26 Oct Transgender Bathroom Mandate in the Courts
by Diane Robertson
A couple of years ago, President Obama quietly changed Title IX by adding transgender to the law. Last Spring, the Obama administration stated that all schools that did not allow students to use locker rooms, bathrooms, and sports teams according to the gender with which they identified, would lose all federal funding.
Last week, U.S. District Court Judge Reed O’Connor, in Wichita Falls, TX, rejected a request by the US Department of Justice to limit his injunction against Obama’s Title IX from a nationwide ban to a ban only for the 13 states that are involved in a lawsuit against the mandate.
Judge O’Connor stated that not only does he have the authority to issue a nationwide injunction, but that “a geographically-limited injunction would be ineffective” because “both Title IX and Title VII rely on the consistent, uniform application of national standards.”

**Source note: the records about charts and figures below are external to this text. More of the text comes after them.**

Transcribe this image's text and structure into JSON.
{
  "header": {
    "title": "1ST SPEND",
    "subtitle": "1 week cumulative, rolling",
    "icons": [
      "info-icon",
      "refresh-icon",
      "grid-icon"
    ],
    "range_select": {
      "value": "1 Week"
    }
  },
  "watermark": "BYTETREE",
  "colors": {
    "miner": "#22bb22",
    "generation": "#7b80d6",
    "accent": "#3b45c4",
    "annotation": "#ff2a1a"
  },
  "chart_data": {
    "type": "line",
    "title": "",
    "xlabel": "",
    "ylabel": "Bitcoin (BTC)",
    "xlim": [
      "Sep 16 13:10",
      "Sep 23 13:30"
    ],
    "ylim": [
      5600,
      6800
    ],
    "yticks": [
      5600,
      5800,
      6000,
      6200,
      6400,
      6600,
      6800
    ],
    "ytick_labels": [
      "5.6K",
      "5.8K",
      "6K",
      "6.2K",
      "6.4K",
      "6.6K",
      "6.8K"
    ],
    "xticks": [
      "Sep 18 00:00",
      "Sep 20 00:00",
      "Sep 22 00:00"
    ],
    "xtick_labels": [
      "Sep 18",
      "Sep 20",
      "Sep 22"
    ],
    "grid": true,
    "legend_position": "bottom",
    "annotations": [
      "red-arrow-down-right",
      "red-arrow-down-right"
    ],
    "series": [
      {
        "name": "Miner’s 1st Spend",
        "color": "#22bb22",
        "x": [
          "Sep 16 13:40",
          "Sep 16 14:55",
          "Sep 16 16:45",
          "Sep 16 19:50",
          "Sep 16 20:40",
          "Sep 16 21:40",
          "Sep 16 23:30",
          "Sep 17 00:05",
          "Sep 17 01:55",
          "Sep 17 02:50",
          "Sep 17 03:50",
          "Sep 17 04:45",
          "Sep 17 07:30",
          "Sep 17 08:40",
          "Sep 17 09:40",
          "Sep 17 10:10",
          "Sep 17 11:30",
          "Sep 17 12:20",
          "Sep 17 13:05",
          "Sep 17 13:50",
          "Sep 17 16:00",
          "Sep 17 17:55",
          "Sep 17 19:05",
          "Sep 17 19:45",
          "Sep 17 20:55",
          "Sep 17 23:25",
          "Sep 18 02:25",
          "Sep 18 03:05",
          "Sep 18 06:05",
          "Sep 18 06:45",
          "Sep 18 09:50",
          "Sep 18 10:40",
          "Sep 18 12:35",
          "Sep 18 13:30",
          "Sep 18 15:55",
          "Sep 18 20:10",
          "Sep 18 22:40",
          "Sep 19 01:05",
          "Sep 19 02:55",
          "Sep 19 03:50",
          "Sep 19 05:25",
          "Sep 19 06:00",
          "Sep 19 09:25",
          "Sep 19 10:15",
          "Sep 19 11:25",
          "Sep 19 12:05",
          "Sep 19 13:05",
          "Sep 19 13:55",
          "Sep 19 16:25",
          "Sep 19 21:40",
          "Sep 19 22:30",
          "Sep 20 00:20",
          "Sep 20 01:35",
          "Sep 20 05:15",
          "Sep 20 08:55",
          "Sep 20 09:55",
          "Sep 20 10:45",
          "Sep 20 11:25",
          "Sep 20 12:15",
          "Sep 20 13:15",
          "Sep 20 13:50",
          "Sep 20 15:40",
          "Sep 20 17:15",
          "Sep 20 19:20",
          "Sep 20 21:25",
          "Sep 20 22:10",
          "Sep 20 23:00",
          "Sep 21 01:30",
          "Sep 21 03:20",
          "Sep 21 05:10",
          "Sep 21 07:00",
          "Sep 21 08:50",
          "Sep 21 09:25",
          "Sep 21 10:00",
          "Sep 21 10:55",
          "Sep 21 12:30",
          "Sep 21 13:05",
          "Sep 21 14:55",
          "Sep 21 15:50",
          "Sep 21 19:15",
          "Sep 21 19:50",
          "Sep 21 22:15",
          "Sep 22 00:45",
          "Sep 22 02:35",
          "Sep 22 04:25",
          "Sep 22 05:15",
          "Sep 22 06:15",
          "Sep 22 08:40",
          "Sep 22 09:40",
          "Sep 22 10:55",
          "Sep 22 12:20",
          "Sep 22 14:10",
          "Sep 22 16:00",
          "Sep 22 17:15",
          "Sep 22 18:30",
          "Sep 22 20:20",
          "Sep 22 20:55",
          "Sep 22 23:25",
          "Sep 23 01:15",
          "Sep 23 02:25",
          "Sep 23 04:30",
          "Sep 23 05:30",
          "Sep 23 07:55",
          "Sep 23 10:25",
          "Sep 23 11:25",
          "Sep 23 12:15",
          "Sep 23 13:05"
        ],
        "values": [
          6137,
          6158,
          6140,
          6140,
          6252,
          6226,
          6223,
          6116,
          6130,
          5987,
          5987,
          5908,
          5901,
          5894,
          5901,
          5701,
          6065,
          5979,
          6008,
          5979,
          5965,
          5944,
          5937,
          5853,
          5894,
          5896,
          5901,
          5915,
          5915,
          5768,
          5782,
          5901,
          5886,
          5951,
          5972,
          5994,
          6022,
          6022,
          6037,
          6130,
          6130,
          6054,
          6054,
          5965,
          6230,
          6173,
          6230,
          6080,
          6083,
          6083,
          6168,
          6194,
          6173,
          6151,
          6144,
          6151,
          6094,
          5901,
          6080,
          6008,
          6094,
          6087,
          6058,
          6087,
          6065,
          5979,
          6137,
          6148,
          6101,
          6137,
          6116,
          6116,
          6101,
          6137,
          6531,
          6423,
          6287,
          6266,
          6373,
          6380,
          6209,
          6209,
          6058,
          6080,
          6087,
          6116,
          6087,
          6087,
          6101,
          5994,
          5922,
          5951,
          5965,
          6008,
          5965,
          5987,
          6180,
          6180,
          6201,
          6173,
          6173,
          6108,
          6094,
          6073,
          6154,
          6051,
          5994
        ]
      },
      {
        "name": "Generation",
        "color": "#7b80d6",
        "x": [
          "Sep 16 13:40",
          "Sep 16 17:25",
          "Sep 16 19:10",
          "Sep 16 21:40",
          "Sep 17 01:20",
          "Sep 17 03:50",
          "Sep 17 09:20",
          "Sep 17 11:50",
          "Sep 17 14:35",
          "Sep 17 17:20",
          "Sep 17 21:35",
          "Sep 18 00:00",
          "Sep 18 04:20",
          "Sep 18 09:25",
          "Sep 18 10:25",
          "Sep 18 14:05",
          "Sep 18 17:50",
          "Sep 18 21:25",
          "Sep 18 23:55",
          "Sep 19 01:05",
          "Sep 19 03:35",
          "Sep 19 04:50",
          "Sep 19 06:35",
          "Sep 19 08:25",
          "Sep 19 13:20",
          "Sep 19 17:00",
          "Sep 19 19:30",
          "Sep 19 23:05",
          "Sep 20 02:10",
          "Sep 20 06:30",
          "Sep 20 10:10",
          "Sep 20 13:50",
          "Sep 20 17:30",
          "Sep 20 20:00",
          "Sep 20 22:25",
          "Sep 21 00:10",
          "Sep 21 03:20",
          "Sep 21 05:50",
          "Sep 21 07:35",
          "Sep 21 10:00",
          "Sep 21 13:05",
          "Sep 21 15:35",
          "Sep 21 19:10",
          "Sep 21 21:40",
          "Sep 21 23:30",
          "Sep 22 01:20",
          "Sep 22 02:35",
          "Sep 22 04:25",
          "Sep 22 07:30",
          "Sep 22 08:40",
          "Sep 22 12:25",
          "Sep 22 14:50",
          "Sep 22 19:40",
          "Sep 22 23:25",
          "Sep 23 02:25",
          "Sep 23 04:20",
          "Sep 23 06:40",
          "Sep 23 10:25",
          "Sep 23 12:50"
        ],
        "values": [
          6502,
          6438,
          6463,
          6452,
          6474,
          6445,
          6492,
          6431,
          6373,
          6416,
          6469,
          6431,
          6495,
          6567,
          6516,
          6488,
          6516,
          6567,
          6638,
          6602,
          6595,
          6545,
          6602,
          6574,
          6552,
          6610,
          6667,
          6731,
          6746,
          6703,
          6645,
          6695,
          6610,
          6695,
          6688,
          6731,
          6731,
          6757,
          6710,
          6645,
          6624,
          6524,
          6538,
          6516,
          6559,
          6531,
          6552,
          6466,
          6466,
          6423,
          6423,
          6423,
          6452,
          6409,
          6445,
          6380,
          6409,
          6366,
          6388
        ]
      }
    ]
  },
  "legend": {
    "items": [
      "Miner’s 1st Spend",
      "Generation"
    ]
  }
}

Unhappy with O’Connor’s ruling, the US Department of Education filed a notice that they will appeal to the Fifth Circuit in New Orleans. The Fifth Circuit Court of Appeals is considered one of the most conservative federal appellate courts in the nation.
The Fourth Circuit Court has already ruled in favor of Obama’s Title IX amendment, but on August 3, the Supreme Court granted an “emergency” stay to stop the defendant from using the opposite sex bathrooms. The Supreme Court has yet to decide whether to hear the case in 2017.
With more circuit courts ruling on the mandate, the Supreme Court may reject the Virginia case while waiting for more courts to make a ruling, as has been done in the past.
For now, all schools nationwide are not required to implement the Title IX transgender mandate until another court and another judge overrules Judge O’Connor’s decision.